A vicious circle of distrust between cable television companies and their customers needs to be broken before they can roll out new digital services and be freed from tight government regulation, industry watchers and analysts said yesterday.
"The Taiwan public needs to be educated," said Vivek Couto, executive director of independent Hong Kong-based research firm Media Partners Asia Ltd at a press conference in Taipei yesterday.
Couto is in town to host a seminar on Taiwan's cable TV industry on Monday.
"Digital television subscription has been growing at a rate of only about 5 percent per annum and new channels and content for consumer-focused [packages] are becoming scarcer due to the lack of progressive market regulation," he said.
One lawmaker agreed.
"We are facing very traditional consumption behavior," said PFP Legislator Pang Chien-kuo (龐建國) at yesterday's event. "People have very negative stereotypes of the cable television industry. We have to change the opinions of the people."

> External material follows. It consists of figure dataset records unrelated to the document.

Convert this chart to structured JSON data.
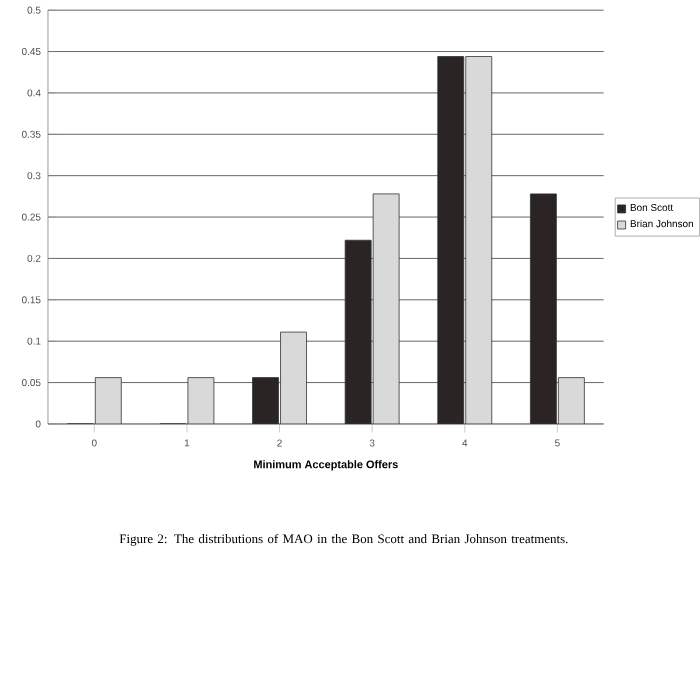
{
  "chart_data": {
    "type": "bar",
    "xlabel": "Minimum Acceptable Offers",
    "categories": [
      "0",
      "1",
      "2",
      "3",
      "4",
      "5"
    ],
    "series": [
      {
        "name": "Bon Scott",
        "color": "#2b2424",
        "values": [
          0,
          0,
          0.056,
          0.222,
          0.444,
          0.278
        ]
      },
      {
        "name": "Brian Johnson",
        "color": "#d9d9d9",
        "values": [
          0.056,
          0.056,
          0.111,
          0.278,
          0.444,
          0.056
        ]
      }
    ],
    "ylim": [
      0,
      0.5
    ],
    "yticks": [
      0,
      0.05,
      0.1,
      0.15,
      0.2,
      0.25,
      0.3,
      0.35,
      0.4,
      0.45,
      0.5
    ],
    "grid": "y",
    "legend": "right",
    "annotations": [
      "Figure 2: The distributions of MAO in the Bon Scott and Brian Johnson treatments."
    ]
  }
}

Pang sits on three committees in the Legislative Yuan, all of which are looking at proposed changes to the laws regulating the cable television industry under the so-called "three-in-one" Bill. The bill aims to strike a balance between consumer rights and the development of the industry.
After years of abusing consumers by charging high fees for low-quality content, the Government Information Office stepped in to regulate the chaotic cable industry, Couto said.
But the government has gone too far in restricting how cable TV companies operate, he added.
And it is not just central government -- local governments are also involved. Only on Tuesday, the Taipei City Government capped the amount cable operators can charge for new descrambler boxes needed to decode the latest digital services at NT$3,500 after consumer groups complained that the suggested price of the boxes was too high.
The three leading cable providers -- China Network Systems Co (中嘉網路), Eastern Multimedia Co (東森媒體科技) and Taiwan Broadband Corp (台灣寬頻) -- said that the boxes cost them around NT$5,000 each as they come with digital and interactive hardware and software.
Capping the price "is to deny them any meaningful return on investment," Couto said.
The price cap has scuttled the government's plan by 2006 to have 80 percent of households using broadband digital services, which offer more television and information channels, electronic mail, electronic shopping from home and fast Internet services.
"China Network has now put its digital television service on hold until next year, and the others are reconsidering their plans," said Arthur Shay (謝穎青), director of the Cable Broadband Institute in Taiwan (台灣有線寬頻產業協會) which represents the major providers.
Taiwan currently has less than 20,000 digital TV subscribers as of the end of last month, or 0.4 percent of households according to Media Partners figures. That is only 10 percent of the government's target of 200,000 for the first half of this year.
In response to this week's events, the government revised its 80-percent target by 2006 down to 50 percent yesterday, Robert Ho (何吉森), a section chief at the Government Information Office confirmed.
But a digital TV industry stifled by rules could hurt Taiwan's economy at large.
"We can't ignore the fact that Taiwan is a very important manufacturing center for set-top boxes in Asia," Shay said. "If the `three-in-one' Bill is not passed in time, we have heard from two major hardware manufacturers that they will shift their manufacturing centers to North America or China by the first half of next year."
That's not forgetting the more than NT$40 billion the local cable television industry plans to spend on upgrading the nation to a digital platform. With roll-out plans now on hold, Taiwan will not benefit from the "virtuous cycle of investment," Couto said.
"The crucial investments in the digital technology and content industries will never happen in Taiwan and jobs and an economic boost will not be recognized," he said.